Faut-il avoir atteint un poids stable avant l'intervention ?

Oui. Le résultat s'apprécie sur un poids stabilisé depuis plusieurs mois : une perte de poids ultérieure redistend la peau, une reprise la met sous tension. Un indice de masse corporelle élevé augmente par ailleurs le risque de complications, en particulier thromboemboliques. Ce point est évalué à la première consultation et peut conduire à différer l'intervention.

Dernière mise à jour : septembre 2026 · Contenu médical relu par le Dr Benjamin Pulvermacker, chirurgien plasticien qualifié à Paris 16.

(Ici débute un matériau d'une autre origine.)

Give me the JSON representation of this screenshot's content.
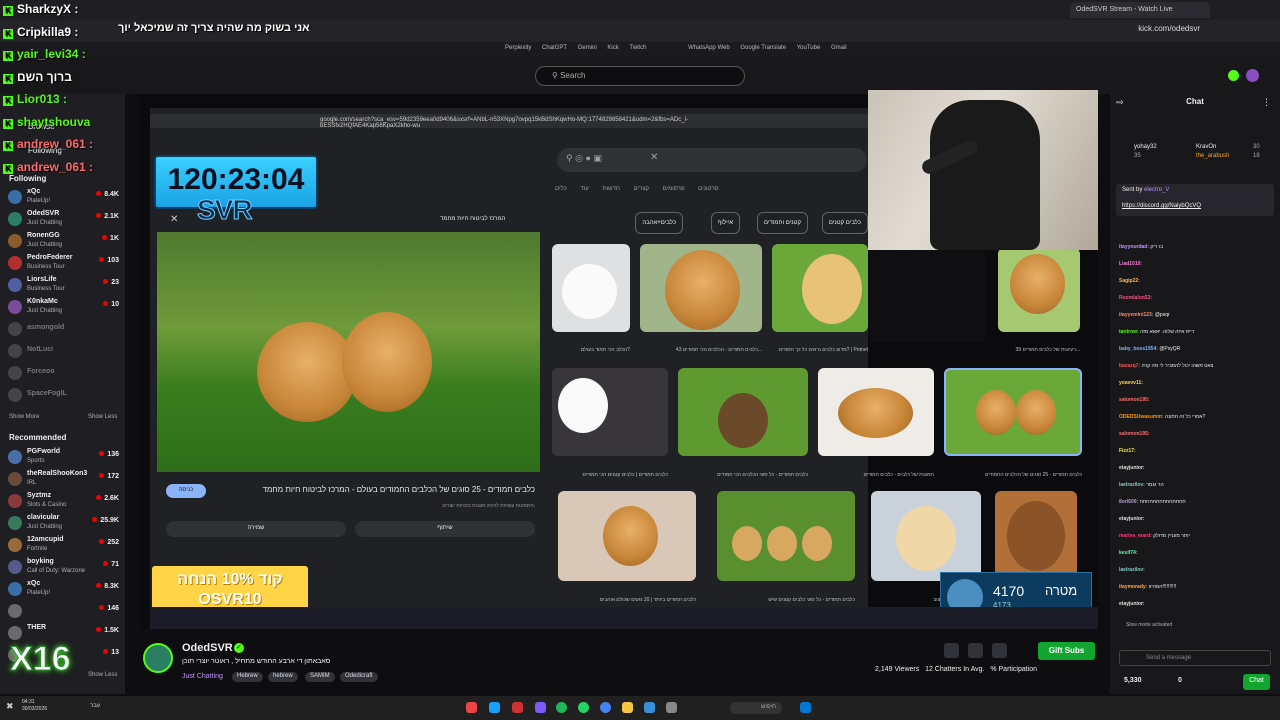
{
  "browser": {
    "active_tab": "OdedSVR Stream - Watch Live",
    "url": "kick.com/odedsvr",
    "bookmarks": [
      "Perplexity",
      "ChatGPT",
      "Gemini",
      "Kick",
      "Twitch",
      "WhatsApp Web",
      "Google Translate",
      "YouTube",
      "Gmail"
    ]
  },
  "nav": {
    "search_placeholder": "Search"
  },
  "overlay_chat": [
    {
      "name": "SharkzyX :",
      "color": "#ffffff"
    },
    {
      "name": "Cripkilla9 :",
      "color": "#ffffff"
    },
    {
      "name": "yair_levi34 :",
      "color": "#53fc18"
    },
    {
      "name": "ברוך השם",
      "color": "#ffffff"
    },
    {
      "name": "Lior013 :",
      "color": "#53fc18"
    },
    {
      "name": "shaytshouva",
      "color": "#53fc18"
    },
    {
      "name": "andrew_061 :",
      "color": "#ff6b6b"
    },
    {
      "name": "andrew_061 :",
      "color": "#ff6b6b"
    }
  ],
  "overlay_message": "אני בשוק מה שהיה צריך זה שמיכאל יוך",
  "sidebar": {
    "browse": "Browse",
    "following_tab": "Following",
    "following_label": "Following",
    "following": [
      {
        "name": "xQc",
        "game": "PlateUp!",
        "viewers": "8.4K",
        "color": "#3a6ea5"
      },
      {
        "name": "OdedSVR",
        "game": "Just Chatting",
        "viewers": "2.1K",
        "color": "#2a7f62"
      },
      {
        "name": "RonenGG",
        "game": "Just Chatting",
        "viewers": "1K",
        "color": "#8a5a2b"
      },
      {
        "name": "PedroFederer",
        "game": "Business Tour",
        "viewers": "103",
        "color": "#b03030"
      },
      {
        "name": "LiorsLife",
        "game": "Business Tour",
        "viewers": "23",
        "color": "#5060a0"
      },
      {
        "name": "K0nkaMc",
        "game": "Just Chatting",
        "viewers": "10",
        "color": "#7a4d9a"
      }
    ],
    "offline": [
      "asmongold",
      "NotLuci",
      "Forceoo",
      "SpaceFogIL"
    ],
    "show_more": "Show More",
    "show_less": "Show Less",
    "recommended_label": "Recommended",
    "recommended": [
      {
        "name": "PGFworld",
        "game": "Sports",
        "viewers": "136",
        "color": "#4a6fa5"
      },
      {
        "name": "theRealShooKon3",
        "game": "IRL",
        "viewers": "172",
        "color": "#6a4a3a"
      },
      {
        "name": "Syztmz",
        "game": "Slots & Casino",
        "viewers": "2.6K",
        "color": "#8a3a3a"
      },
      {
        "name": "clavicular",
        "game": "Just Chatting",
        "viewers": "25.9K",
        "color": "#3a7a5a"
      },
      {
        "name": "12amcupid",
        "game": "Fortnite",
        "viewers": "252",
        "color": "#9a6a3a"
      },
      {
        "name": "boyking",
        "game": "Call of Duty: Warzone",
        "viewers": "71",
        "color": "#555a8a"
      },
      {
        "name": "xQc",
        "game": "PlateUp!",
        "viewers": "8.3K",
        "color": "#3a6ea5"
      },
      {
        "name": "",
        "game": "",
        "viewers": "146",
        "color": "#6a6a6a"
      },
      {
        "name": "THER",
        "game": "",
        "viewers": "1.5K",
        "color": "#6a6a6a"
      },
      {
        "name": "",
        "game": "",
        "viewers": "13",
        "color": "#6a6a6a"
      }
    ],
    "show_less_bottom": "Show Less"
  },
  "overlay": {
    "timer": "120:23:04",
    "logo": "SVR",
    "promo_line1": "קוד 10% הנחה",
    "promo_line2": "OSVR10",
    "counter_value": "4170",
    "counter_sub": "4173",
    "counter_label": "מטרה",
    "x16": "X16"
  },
  "google": {
    "url": "google.com/search?sca_esv=59d2359eea0d9406&sxsrf=ANbL-n53XNpg7ovpq15kBdShKqwHo-MQ:1774829858421&udm=2&fbs=ADc_l-bESSfx2HQfAE4Kap56KpaX2kho-wu",
    "filters": [
      "סרטונים",
      "פרסומים קצרים",
      "חדשות",
      "עוד",
      "כלים"
    ],
    "chips": [
      "כלבים קטנים",
      "קטנים וחמודים",
      "איילוף",
      "כלבים+אהבה",
      "המרכז לביטוח חיות מחמד"
    ],
    "preview_title": "כלבים חמודים - 25 סוגים של הכלבים החמודים בעולם - המרכז לביטוח חיות מחמד",
    "preview_desc": "התמונות עשויות להיות מוגנות בזכויות יוצרים.",
    "visit_btn": "כניסה",
    "share_btn": "שיתוף",
    "save_btn": "שמירה",
    "captions": [
      "הכלב הכי חמוד בעולם?",
      "כלבים חמודים - הכלבים הכי חמודים 43...",
      "מדוע כלבים נראים כל כך חמודים? | Petnet",
      "39 רעיונות של כלבים חמודים...",
      "כלבים חמודים | כלבים קטנים הכי חמודים",
      "כלבים חמודים - כל סוגי הכלבים הכי חמודים",
      "תמונות של כלבים - כלבים חמודים",
      "כלבים חמודים - 25 סוגים של הכלבים החמודים",
      "כלבים חמודים ביותר | 20 גזעים שכולם אוהבים",
      "כלבים חמודים - כל סוגי כלבים קטנים שיש",
      "כלבים חמודים בעיצוב?"
    ]
  },
  "stream_info": {
    "streamer": "OdedSVR",
    "title": "סאבאתון די ארבע החודש מתחיל , ראוטר יוצרי תוכן",
    "category": "Just Chatting",
    "tags": [
      "Hebrew",
      "hebrew",
      "SAMIM",
      "Odedicraft"
    ],
    "viewers": "2,149 Viewers",
    "chatters": "12 Chatters In Avg.",
    "participation": "% Participation",
    "gift_button": "Gift Subs"
  },
  "chat": {
    "title": "Chat",
    "top_gifters": [
      {
        "name": "yohay32",
        "count": "35"
      },
      {
        "name": "KravOn",
        "count": "30"
      },
      {
        "name": "the_arabush",
        "count": "18"
      }
    ],
    "pinned_sender": "electro_V",
    "pinned_link": "https://discord.gg/NaiybQcVQ",
    "messages": [
      {
        "user": "itayyourdad:",
        "text": "בו ריק",
        "color": "#bf94ff"
      },
      {
        "user": "Liad1010:",
        "text": "",
        "color": "#ff7ad9"
      },
      {
        "user": "Sagip22:",
        "text": "",
        "color": "#ffb74d"
      },
      {
        "user": "Roomlalon53:",
        "text": "",
        "color": "#ff4f8b"
      },
      {
        "user": "itayyemini123:",
        "text": "@psqr",
        "color": "#ff8a65"
      },
      {
        "user": "tantrow:",
        "text": "דייס איזה שלוה. יאאא מזה",
        "color": "#53fc18"
      },
      {
        "user": "baby_boss1954:",
        "text": "@PsyQR",
        "color": "#82b1ff"
      },
      {
        "user": "bazazq7:",
        "text": "צאט משהו יכול להסביר לי מה קרה",
        "color": "#ff5252"
      },
      {
        "user": "yoavvv11:",
        "text": "",
        "color": "#ffd54f"
      },
      {
        "user": "salomon195:",
        "text": "",
        "color": "#ff6e6e"
      },
      {
        "user": "ODEDSUwasumm:",
        "text": "אחרי כל זה חתונה?",
        "color": "#ff9800"
      },
      {
        "user": "salomon195:",
        "text": "",
        "color": "#ff6e6e"
      },
      {
        "user": "Fizz17:",
        "text": "",
        "color": "#ffeb3b"
      },
      {
        "user": "etayjunior:",
        "text": "",
        "color": "#e0e0e0"
      },
      {
        "user": "laelrazilov:",
        "text": "הר גנמר",
        "color": "#80cbc4"
      },
      {
        "user": "8orl600:",
        "text": "חחחחחחחחחחחחחח",
        "color": "#b39ddb"
      },
      {
        "user": "etayjunior:",
        "text": "",
        "color": "#e0e0e0"
      },
      {
        "user": "mariva_mard:",
        "text": "יותר מעניין מדולק",
        "color": "#ff4081"
      },
      {
        "user": "kesif74:",
        "text": "",
        "color": "#69f0ae"
      },
      {
        "user": "laelrazilov:",
        "text": "",
        "color": "#80cbc4"
      },
      {
        "user": "itaymorady:",
        "text": "המהיוו!!!!!!!!!!",
        "color": "#ffab40"
      },
      {
        "user": "etayjunior:",
        "text": "",
        "color": "#e0e0e0"
      }
    ],
    "slow_mode": "Slow mode activated",
    "input_placeholder": "Send a message",
    "points": "5,330",
    "zero": "0",
    "chat_button": "Chat"
  },
  "windows": {
    "time": "04:31",
    "date": "30/03/2026",
    "lang": "עבר",
    "search": "חיפוש"
  }
}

Pour qui cette intervention convient — et pour qui elle ne convient pas

Elle convient lorsque l'excès de peau est constitué — tablier abdominal, peau vergeturée et distendue après grossesses ou amaigrissement majeur, souvent associé à un relâchement musculaire (diastasis) que l'intervention répare dans le même temps. Elle ne convient pas comme traitement d'un surpoids : opérer avant la stabilisation pondérale compromet le résultat et majore les risques ; ni lorsqu'une grossesse est encore envisagée, qui distendrait de nouveau la paroi ; ni chez le fumeur qui ne peut pas interrompre le tabac, premier facteur de nécrose cutanée sur cette intervention.

Limites et risques spécifiques

La cicatrice, d'une hanche à l'autre, est le prix de cette chirurgie ; elle est dessinée pour rester sous les sous-vêtements. Risques propres : sérome (le plus fréquent), hématome, retard de cicatrisation, nécrose cutanée sus-pubienne favorisée par le tabac, troubles durables de la sensibilité sous-ombilicale, et surtout risque thromboembolique, prévenu par anticoagulation, bas de contention et lever précoce. C'est l'intervention de la silhouette qui demande la convalescence la plus sérieuse : deux à trois semaines d'arrêt.